Mais dès qu’il est question des causes, la conversation se rapproche soudain de notre nombril. Après la publication du rapport du GIEC en 2018, Internet débordait de recommandations sur « ce qu’il faut faire contre les changements climatiques ». Remplacez vos ampoules. Choisissez plutôt des sacs réutilisables. Mangez moins de viande.
Si les réponses sont toutes entre nos mains, alors la faute ne peut être qu’à nos pieds. Et où cela mène-t-il ?
À une population assaillie par une honte si pesante qu’elle en est quasiment incapable de réfléchir aux changements climatiques, et encore moins de les combattre.
C’est là que survient la culpabilisation de la victime. Trop souvent, notre culture confond l’« environnementalisme » avec le consumérisme individuel. Pour faire « bien », nous devrions nous convertir intégralement à l’énergie solaire, nous déplacer seulement avec un vélo retapé, arrêter de prendre l’avion, manger végétalien. Nous devons adopter un style de vie « zéro déchet », ne jamais recourir à Amazon Prime, etc. Ce genre de messages, je l’entends partout : dans les médias de gauche et de droite aussi bien qu’au sein du mouvement écologiste. La justice et les industries des combustibles fossiles s’en sont même servis pour défendre leur cause lors de procès. La réalité est que les industries ont réorienté le discours écologiste afin de blâmer les consommatrices et consommateurs depuis la très discutable campagne publicitaire des années 1970, où l’on voyait un Indien pleurer en constatant la pollution de son environnement aux États-Unis. Je l’entends dans la bouche de mes ami·es et de ma famille, d’inconnu·es dans la rue, de personnes interrogées au hasard après un cours de yoga.
Et tout cela fait grimper à un prix astronomique le billet d’entrée dans le mouvement climatique, excluant souvent les personnes de couleur et autres groupes marginalisés.
Tant que nous mettons à l’épreuve la pureté de chacun·e, nous fichons royalement la paix au gouvernement et aux industries qui sont pourtant les coupables de cette dévastation. En insistant démesurément sur l’action individuelle, on rend les gens honteux de leurs activités quotidiennes, des choses qu’ils ne peuvent tout simplement pas éviter de faire, parce que le système dans lequel ils sont nés repose sur les combustibles fossiles. Il faut savoir que le système énergétique étasunien en dépend à plus de 75 pour cent (même chose en Suisse, NDT).
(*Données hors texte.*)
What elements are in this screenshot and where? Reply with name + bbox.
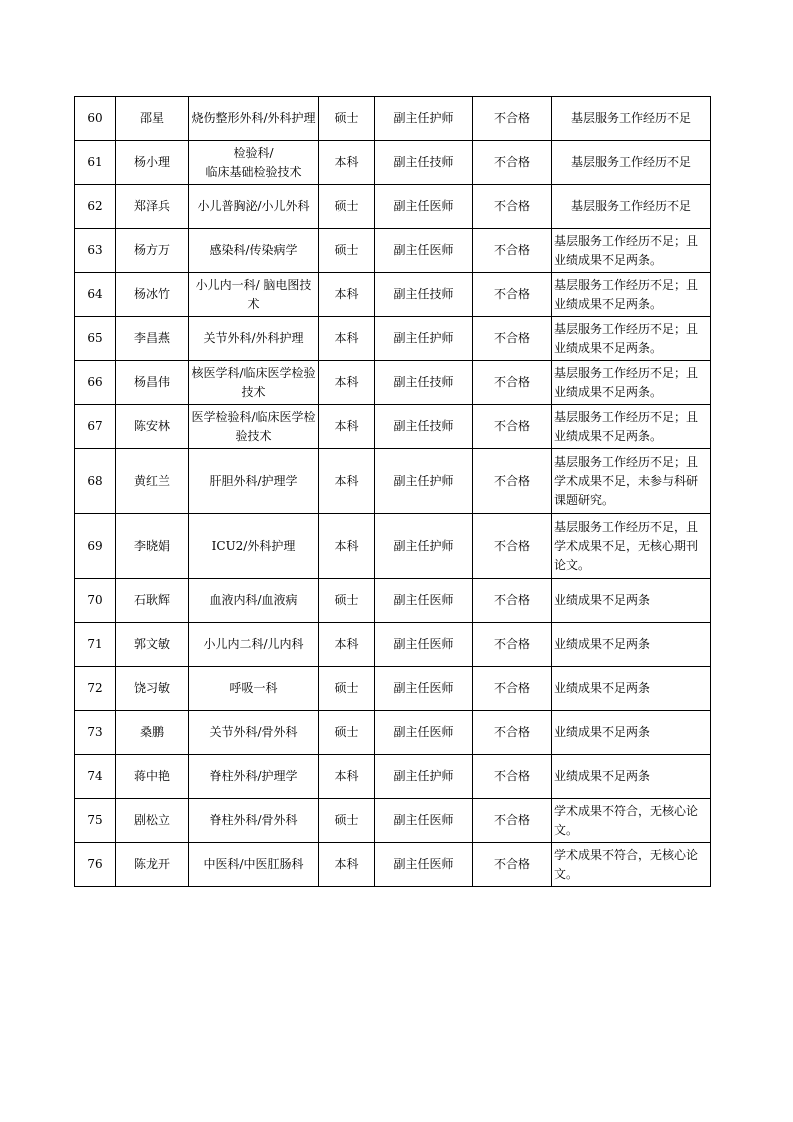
name-cell: 蒋中艳 [116, 755, 189, 799]
table-row [75, 799, 711, 843]
reason-cell: 业绩成果不足两条 [552, 623, 711, 667]
department-cell: 肝胆外科/护理学 [189, 449, 319, 514]
result-cell: 不合格 [473, 97, 552, 141]
result-cell: 不合格 [473, 623, 552, 667]
name-cell: 杨冰竹 [116, 273, 189, 317]
name-cell: 桑鹏 [116, 711, 189, 755]
education-cell: 硕士 [319, 711, 375, 755]
table-body [75, 97, 711, 887]
table-row [75, 229, 711, 273]
title-cell: 副主任护师 [375, 97, 473, 141]
title-cell: 副主任医师 [375, 229, 473, 273]
department-cell: 血液内科/血液病 [189, 579, 319, 623]
name-cell: 陈龙开 [116, 843, 189, 887]
department-cell: 呼吸一科 [189, 667, 319, 711]
row-number-cell: 76 [75, 843, 116, 887]
name-cell: 饶习敏 [116, 667, 189, 711]
reason-cell: 基层服务工作经历不足；且业绩成果不足两条。 [552, 317, 711, 361]
table-row [75, 843, 711, 887]
reason-cell: 基层服务工作经历不足 [552, 141, 711, 185]
reason-cell: 业绩成果不足两条 [552, 579, 711, 623]
row-number-cell: 60 [75, 97, 116, 141]
title-cell: 副主任技师 [375, 361, 473, 405]
name-cell: 李晓娟 [116, 514, 189, 579]
department-cell: 医学检验科/临床医学检验技术 [189, 405, 319, 449]
reason-cell: 基层服务工作经历不足；且业绩成果不足两条。 [552, 361, 711, 405]
department-cell: 感染科/传染病学 [189, 229, 319, 273]
department-cell: 中医科/中医肛肠科 [189, 843, 319, 887]
reason-cell: 基层服务工作经历不足，且学术成果不足，无核心期刊论文。 [552, 514, 711, 579]
department-cell: 核医学科/临床医学检验技术 [189, 361, 319, 405]
title-cell: 副主任技师 [375, 141, 473, 185]
result-cell: 不合格 [473, 405, 552, 449]
department-cell: 烧伤整形外科/外科护理 [189, 97, 319, 141]
result-cell: 不合格 [473, 185, 552, 229]
education-cell: 本科 [319, 405, 375, 449]
row-number-cell: 74 [75, 755, 116, 799]
row-number-cell: 67 [75, 405, 116, 449]
table-row [75, 514, 711, 579]
department-cell: 关节外科/外科护理 [189, 317, 319, 361]
result-cell: 不合格 [473, 843, 552, 887]
reason-cell: 基层服务工作经历不足 [552, 97, 711, 141]
table-row [75, 317, 711, 361]
education-cell: 本科 [319, 514, 375, 579]
result-cell: 不合格 [473, 514, 552, 579]
education-cell: 本科 [319, 449, 375, 514]
department-cell: 检验科/ 临床基础检验技术 [189, 141, 319, 185]
row-number-cell: 72 [75, 667, 116, 711]
row-number-cell: 71 [75, 623, 116, 667]
reason-cell: 基层服务工作经历不足；且业绩成果不足两条。 [552, 273, 711, 317]
title-cell: 副主任护师 [375, 514, 473, 579]
table-row [75, 449, 711, 514]
name-cell: 陈安林 [116, 405, 189, 449]
education-cell: 本科 [319, 623, 375, 667]
name-cell: 杨方万 [116, 229, 189, 273]
result-cell: 不合格 [473, 141, 552, 185]
education-cell: 本科 [319, 317, 375, 361]
reason-cell: 基层服务工作经历不足；且学术成果不足，未参与科研课题研究。 [552, 449, 711, 514]
name-cell: 石耿辉 [116, 579, 189, 623]
row-number-cell: 62 [75, 185, 116, 229]
education-cell: 本科 [319, 843, 375, 887]
name-cell: 杨小理 [116, 141, 189, 185]
title-cell: 副主任护师 [375, 755, 473, 799]
table-row [75, 97, 711, 141]
name-cell: 杨昌伟 [116, 361, 189, 405]
department-cell: 小儿内一科/ 脑电图技术 [189, 273, 319, 317]
result-cell: 不合格 [473, 229, 552, 273]
row-number-cell: 69 [75, 514, 116, 579]
table-row [75, 755, 711, 799]
name-cell: 郑泽兵 [116, 185, 189, 229]
department-cell: 小儿普胸泌/小儿外科 [189, 185, 319, 229]
result-cell: 不合格 [473, 361, 552, 405]
name-cell: 邵星 [116, 97, 189, 141]
row-number-cell: 64 [75, 273, 116, 317]
table-row [75, 361, 711, 405]
education-cell: 本科 [319, 755, 375, 799]
department-cell: 脊柱外科/护理学 [189, 755, 319, 799]
result-cell: 不合格 [473, 317, 552, 361]
department-cell: 脊柱外科/骨外科 [189, 799, 319, 843]
reason-cell: 基层服务工作经历不足；且业绩成果不足两条。 [552, 405, 711, 449]
department-cell: 关节外科/骨外科 [189, 711, 319, 755]
table-row [75, 185, 711, 229]
title-cell: 副主任医师 [375, 185, 473, 229]
result-cell: 不合格 [473, 755, 552, 799]
reason-cell: 业绩成果不足两条 [552, 667, 711, 711]
title-cell: 副主任医师 [375, 623, 473, 667]
table-row [75, 667, 711, 711]
reason-cell: 基层服务工作经历不足 [552, 185, 711, 229]
title-cell: 副主任医师 [375, 579, 473, 623]
education-cell: 硕士 [319, 97, 375, 141]
table-row [75, 579, 711, 623]
education-cell: 本科 [319, 141, 375, 185]
reason-cell: 学术成果不符合，无核心论文。 [552, 799, 711, 843]
title-cell: 副主任技师 [375, 273, 473, 317]
result-cell: 不合格 [473, 667, 552, 711]
table-row [75, 141, 711, 185]
education-cell: 硕士 [319, 579, 375, 623]
name-cell: 黄红兰 [116, 449, 189, 514]
row-number-cell: 61 [75, 141, 116, 185]
title-cell: 副主任医师 [375, 843, 473, 887]
result-cell: 不合格 [473, 711, 552, 755]
education-cell: 硕士 [319, 799, 375, 843]
name-cell: 郭文敏 [116, 623, 189, 667]
row-number-cell: 70 [75, 579, 116, 623]
reason-cell: 学术成果不符合，无核心论文。 [552, 843, 711, 887]
reason-cell: 基层服务工作经历不足；且业绩成果不足两条。 [552, 229, 711, 273]
row-number-cell: 65 [75, 317, 116, 361]
reason-cell: 业绩成果不足两条 [552, 711, 711, 755]
result-cell: 不合格 [473, 449, 552, 514]
row-number-cell: 66 [75, 361, 116, 405]
title-cell: 副主任医师 [375, 799, 473, 843]
row-number-cell: 75 [75, 799, 116, 843]
table-row [75, 405, 711, 449]
row-number-cell: 63 [75, 229, 116, 273]
name-cell: 剧松立 [116, 799, 189, 843]
department-cell: ICU2/外科护理 [189, 514, 319, 579]
row-number-cell: 73 [75, 711, 116, 755]
name-cell: 李昌燕 [116, 317, 189, 361]
title-cell: 副主任医师 [375, 667, 473, 711]
row-number-cell: 68 [75, 449, 116, 514]
table-row [75, 711, 711, 755]
reason-cell: 业绩成果不足两条 [552, 755, 711, 799]
title-cell: 副主任医师 [375, 711, 473, 755]
title-cell: 副主任护师 [375, 449, 473, 514]
education-cell: 硕士 [319, 667, 375, 711]
title-cell: 副主任护师 [375, 317, 473, 361]
education-cell: 本科 [319, 361, 375, 405]
department-cell: 小儿内二科/儿内科 [189, 623, 319, 667]
result-cell: 不合格 [473, 579, 552, 623]
result-cell: 不合格 [473, 273, 552, 317]
table-row [75, 623, 711, 667]
review-result-table [74, 96, 711, 887]
table-row [75, 273, 711, 317]
education-cell: 本科 [319, 273, 375, 317]
education-cell: 硕士 [319, 185, 375, 229]
education-cell: 硕士 [319, 229, 375, 273]
title-cell: 副主任技师 [375, 405, 473, 449]
result-cell: 不合格 [473, 799, 552, 843]
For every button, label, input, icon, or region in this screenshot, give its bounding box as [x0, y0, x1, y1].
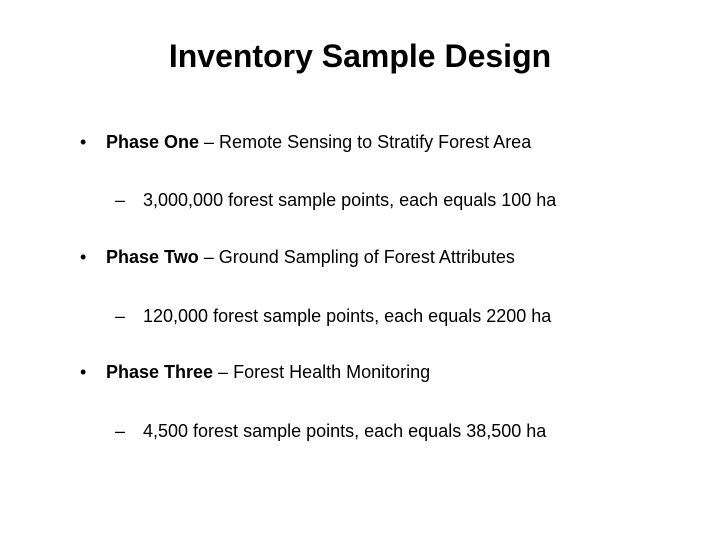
- bullet-lead: Phase One: [106, 132, 200, 152]
- sub-bullet-text: 4,500 forest sample points, each equals 38,500 ha: [143, 421, 547, 441]
- sub-bullet-text: 120,000 forest sample points, each equals 2200 ha: [143, 306, 552, 326]
- bullet-text: – Remote Sensing to Stratify Forest Area: [199, 132, 532, 152]
- bullet-icon: •: [80, 132, 87, 152]
- dash-icon: –: [115, 421, 126, 441]
- bullet-phase-two: [80, 246, 515, 268]
- dash-icon: –: [115, 190, 126, 210]
- bullet-phase-three: [80, 361, 430, 383]
- slide-title: Inventory Sample Design: [168, 38, 552, 74]
- bullet-text: – Forest Health Monitoring: [213, 362, 431, 382]
- bullet-icon: •: [80, 247, 87, 267]
- bullet-lead: Phase Three: [106, 362, 214, 382]
- bullet-phase-one: [80, 131, 531, 153]
- bullet-lead: Phase Two: [106, 247, 199, 267]
- bullet-icon: •: [80, 362, 87, 382]
- sub-bullet-text: 3,000,000 forest sample points, each equals 100 ha: [143, 190, 557, 210]
- dash-icon: –: [115, 306, 126, 326]
- sub-bullet-phase-one: [115, 189, 556, 211]
- sub-bullet-phase-three: [115, 420, 546, 442]
- sub-bullet-phase-two: [115, 305, 551, 327]
- bullet-text: – Ground Sampling of Forest Attributes: [198, 247, 515, 267]
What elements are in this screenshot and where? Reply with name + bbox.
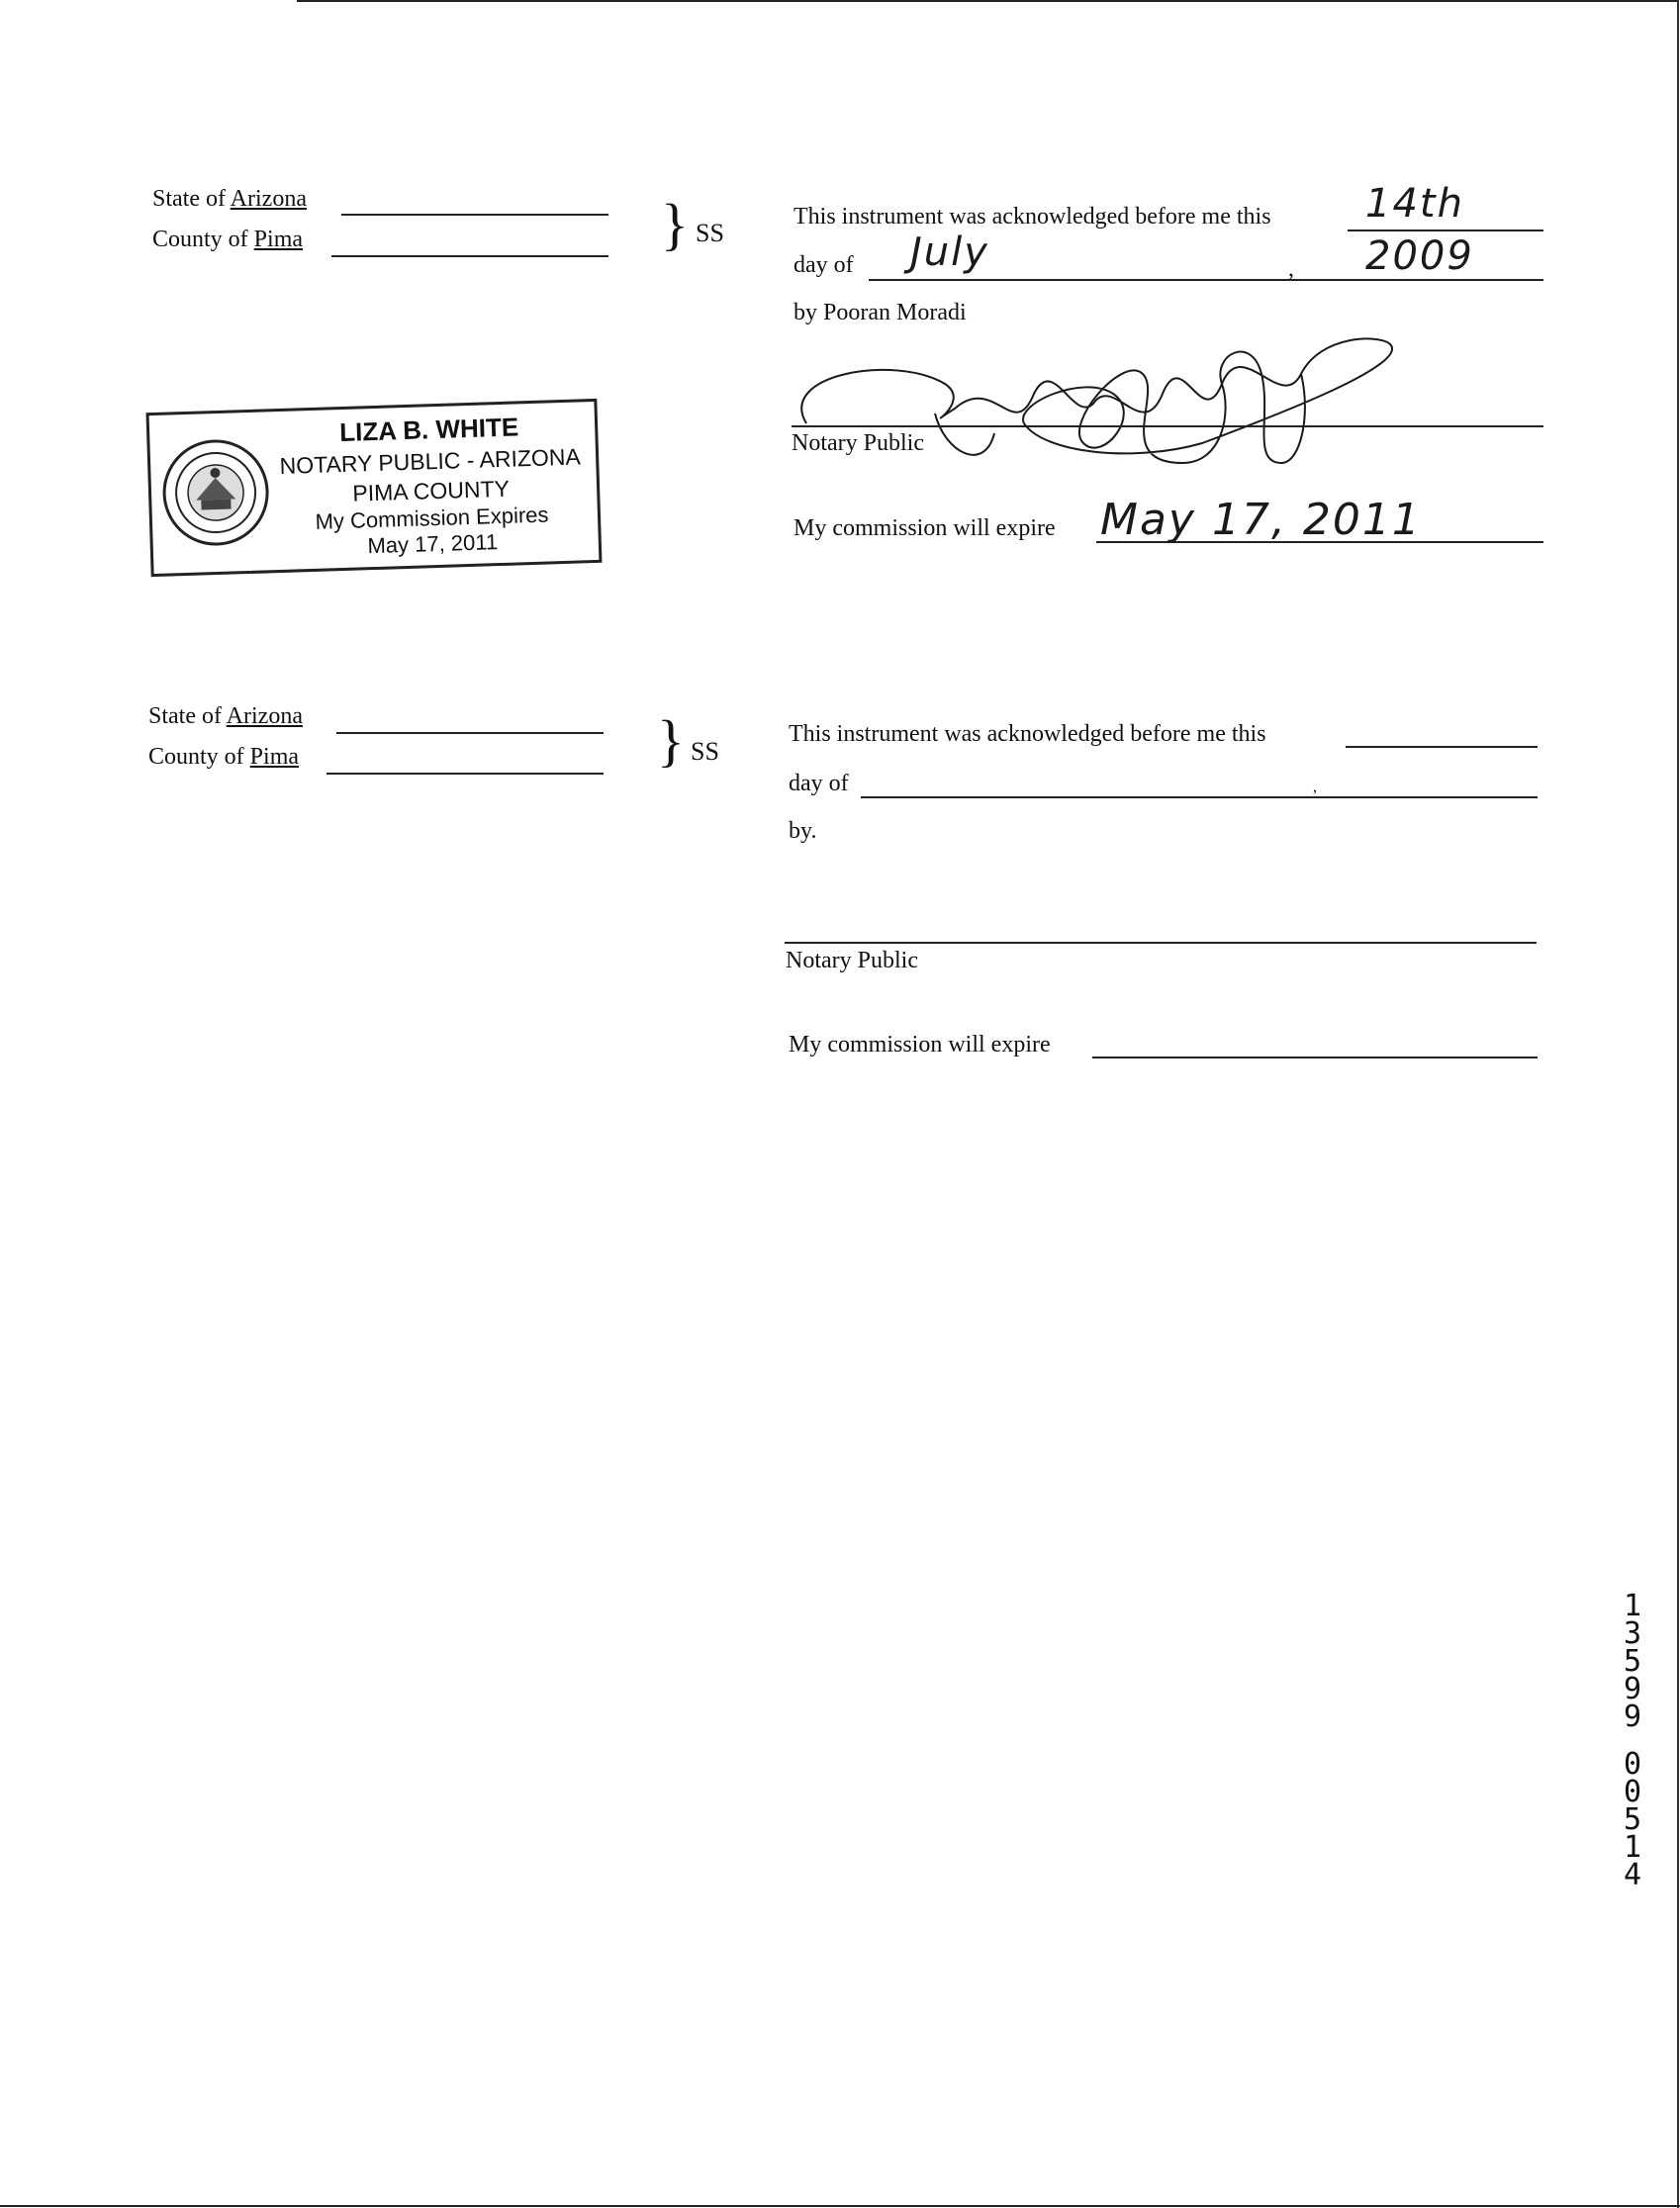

Si nous voulons vivre en société, nous n’avons d’autre choix que de participer à ce système. Nous blâmer pour cela revient à nous reprocher notre existence même.
Brené Brown, spécialiste en la matière, décrit le sentiment de honte comme « le sentiment ou l’expérience intensément douloureuse de croire que nous sommes imparfait·es, donc indignes d’acceptation et d’appartenance ». Attention de ne pas confondre la honte avec la culpabilité. Cette dernière peut être utile, car elle confronte notre comportement avec nos valeurs et nous fait ressentir un inconfort psychologique. La honte, en revanche, nous dit que nous sommes de mauvaises personnes, irrécupérables. Elle nous paralyse.
Yessenia Funes, journaliste à Earther, a écrit : « Je refuse de croire que les gens devraient avoir honte de vivre dans le monde que nous avons construit. »
Les actions de consommation ne suffisent pas
Alors que faire contre les changements climatiques ? Eh bien, pour être très claire, je déconseille de jeter l’éponge. Le pire serait de ne rien faire. Les changements climatiques représentent un problème énorme et, pour les affronter, nous devons être consentir à des sacrifices personnels, profonds. Telle est notre responsabilité non seulement vis-à-vis des générations futures, mais aussi envers chacun·e d’entre nous, ici et maintenant.
Je me fiche de savoir depuis combien de temps vous vous préoccupez du climat, que ce soit dix ans ou dix secondes. Je ne m’intéresse pas à la quantité de statistiques que vous pouvez énoncer. Je n’ai pas besoin que vous soyez cent pour cent solaire pour être écologiste. Peu m’importe que vous soyez plus végétalien·ne que les autres. Je me moque d’apprendre que vous êtes en train de manger un hamburger.
En outre, dans la mesure où les États-Unis contribuent énormément au réchauffement de la planète, nous avons l’obligation éthique de réduire notre empreinte carbone. Notre pays est le deuxième plus grand émetteur au monde ; il n’a que récemment perdu la première place. Et notre contribution historique est encore plus effroyable. Les États-Unis sont responsables de plus d’un tiers de toute la pollution par le carbone, qui fait aujourd’hui grimper la température de notre planète. Plus que tout autre pays.
Compte tenu de leur énorme empreinte environnementale, les choix individuels de consommation des États-Unien·nes sont parmi les plus puissants dans le monde. On peut donc qualifier de faillite morale de premier ordre l’affirmation selon laquelle nos actions individuelles seraient trop insignifiantes, alors que des gens sont morts dans le cyclone Idai, au Mozambique — un pays dont l’empreinte carbone est quasiment invisible comparée à la nôtre.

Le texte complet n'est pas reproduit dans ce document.